Meet CTC: Xuelan Wen
January 19, 2021 -- “Never lose faith in yourself.” This is an important phrase to Xuelan Wen, who is about to start the next big step of her academic career. Xuelan is a recent alum from the Goodpaster group after defending her thesis entitled: "Projection-based Quantum Embedding for Excited States in Molecules and Solids” on December 3. She will soon start a postdoctoral researcher position with Prof. Emily Carter at Princeton University.
While in the Chemical Theory Center, Xuelan worked on WF-in-DFT quantum embedding for method development. She also worked with several experimental groups in the Department of Chemistry, including the Tonks group, the Carlson group, and the Frontiera group.
Xuelan learned Python programming, Github, and various electronic structure methods from the quantum embedding project. She also learned about inorganic, biochemical, and spectroscopic chemistry from her collaborators. She adds, “Most importantly, I learned how to work and communicate with people with different backgrounds. These skills not only help me become a better scientist, they also prepare me to be an effective communicator.”
In her spare time, Xuelan enjoys various outdoor activities, including fishing, biking, and volleyball, with biking being her favorite. “There are so many beautiful and well-maintained bike trails in Minnesota. In summer, I spend most Sunday mornings biking on the 30-mile Grand Rounds Scenic Byway.”
As her time with the Chemical Theory Center comes to an end, she reflects on her time with the Goodpaster group and the University of Minnesota in the following Q&A.
Why did you choose the University of Minnesota for your graduate degree, and what led you to join the Goodpaster group?

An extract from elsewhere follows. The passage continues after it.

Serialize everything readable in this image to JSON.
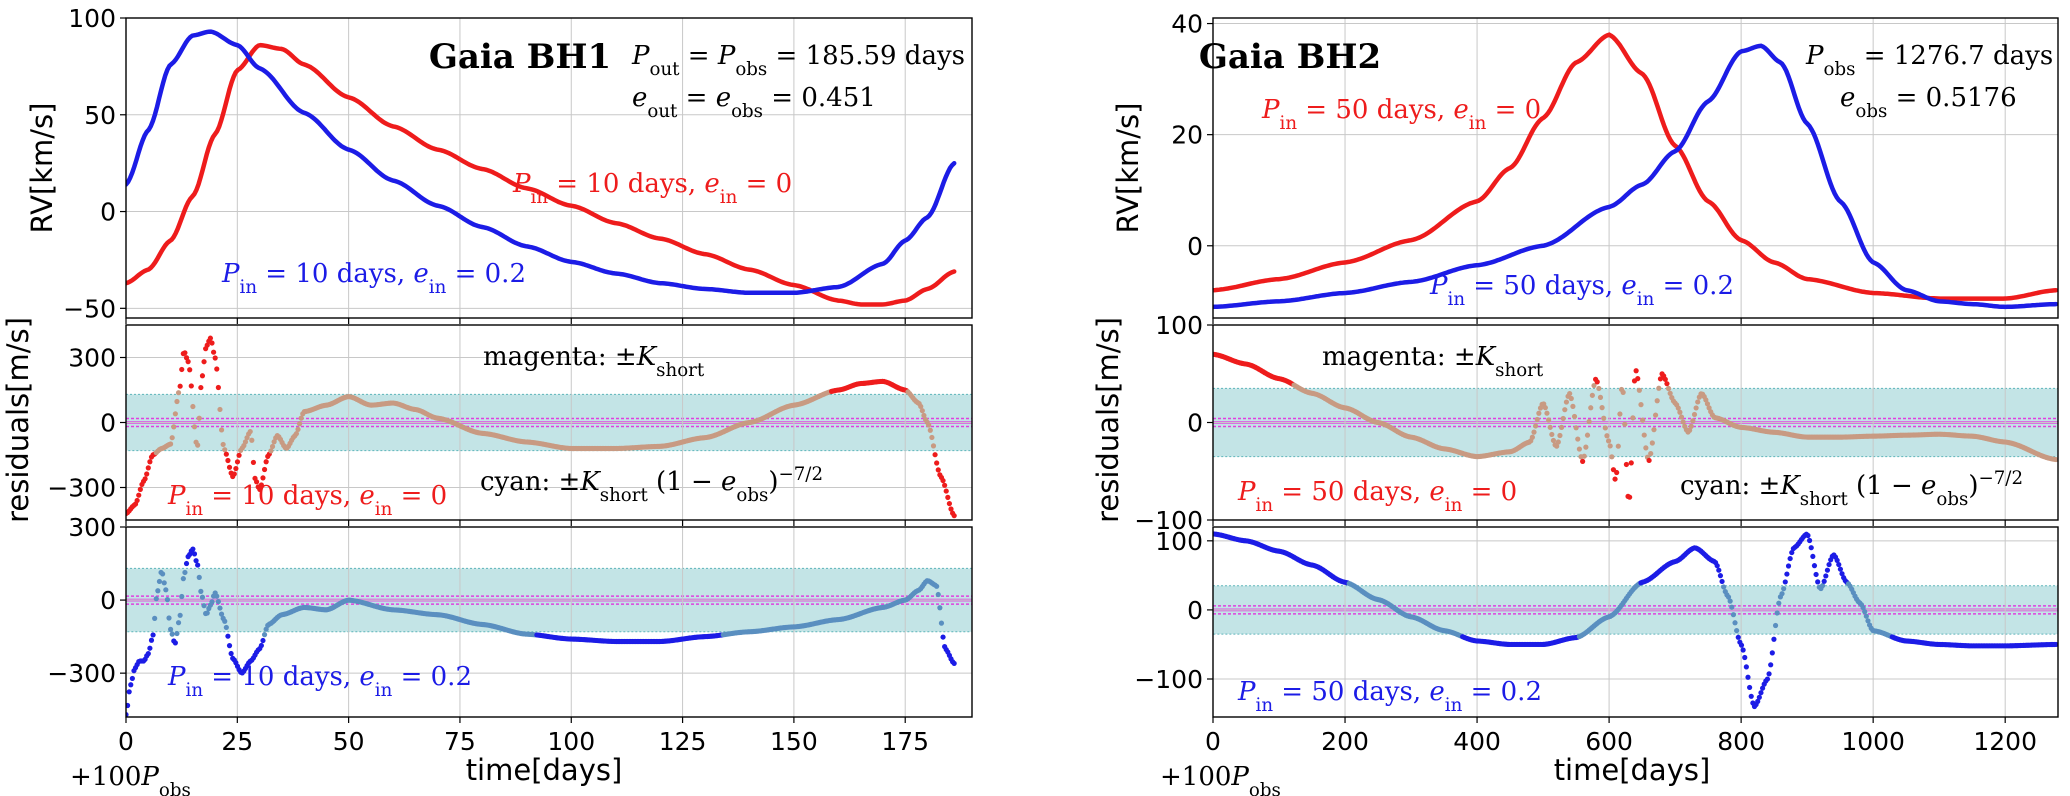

The University of Minnesota has numerous, diverse, and strong theoretical chemistry faculty members. I was uncertain about my research interests in my first year, so having the opportunity to choose between various research areas attracted me. I decided to join the Goodpaster group because I didn’t want to miss the opportunity to be one of the first students in a new group. I was hoping to get hands-on instructions from my advisor and the freedom to work on my independent research ideas. I achieved both of these goals.
What was your favorite part of living in Minnesota?
The summer in Minnesota is my favorite part. The state is known as the "Land of 10,000 Lakes,” and there is a park for almost every lake. I go fishing, biking, hiking, barbecuing, camping, and canoeing every summer. If you like outdoor activities, you will love the summer in Minnesota as much as I do.
How did you become interested in studying chemistry, and what gets you the most excited about your field?
I like all scientific areas because they all reveal the rules of the universe. However, I like chemistry the most because chemistry can create new compounds using these rules. Chemists can design new drugs, materials, and catalysts to meet the needs of this unceasingly evolving world.
I’m most excited about the possible advancements in computational chemistry motivated by the flourishing development of computer science algorithms and hardwares. Artificial intelligence greatly improves the efficiency of computer-aided drug design: AlphaFold—an artificial intelligence program developed by Google's DeepMind—triumphs at solving protein structures, and machine-learning potentials enable large-scale ab initio molecular dynamics simulations. The possibility of using computational chemistry to simulate real-world problems with chemical accuracy is inspiring.
What do you enjoy most about your research? What has been your most interesting or surprising finding while in the Chemical Theory Center?
What I enjoy most about my research is working on method development and application projects at the same time. Creating new computational tools and applying existing computational tools to solve real-world problems are equally important and interesting for me.
My most interesting finding so far is from a collaboration with the Tonks group. We combined experiment and computation to study the reaction mechanism of Ti-catalyzed pyrrole synthesis. The experimental rate law involves four compounds with different reaction orders. The proposed mechanism includes more than 10 steps and has many possible ligand combinations. It’s astounding to me that our computational results can interpret the experimental results so well for such complex reactions.
What are you most proud of about your career so far, and what’s one thing you’d like to achieve in the future?
I was very nervous and afraid to give any public talks in my first and second years of graduate school. With support from my advisor and group members, I stepped outside of my comfort zone. I practiced my pronunciation and presentation skills a lot by attending many symposiums and conferences. Now I can give public presentations confidently and fluently at national conferences.
In the future, I would like to aid in drug discovery. I want to combine the knowledge from computational chemistry, artificial intelligence, analytical chemistry, and medicinal chemistry to reveal nature’s secrets.
What are you most excited about in your new position?
I’ve been working on the development of quantum embedding. Most of the time, I worked with relatively simple chemical systems and compared my results with the computational benchmarks. However, I will be working on realistic and complex chemical reactions in my new position, along with comparing my results with the experimental benchmarks. I am excited to see how computation can help illuminate the underlying experimental mechanisms, and how experiment can guide the development of more robust embedding algorithms.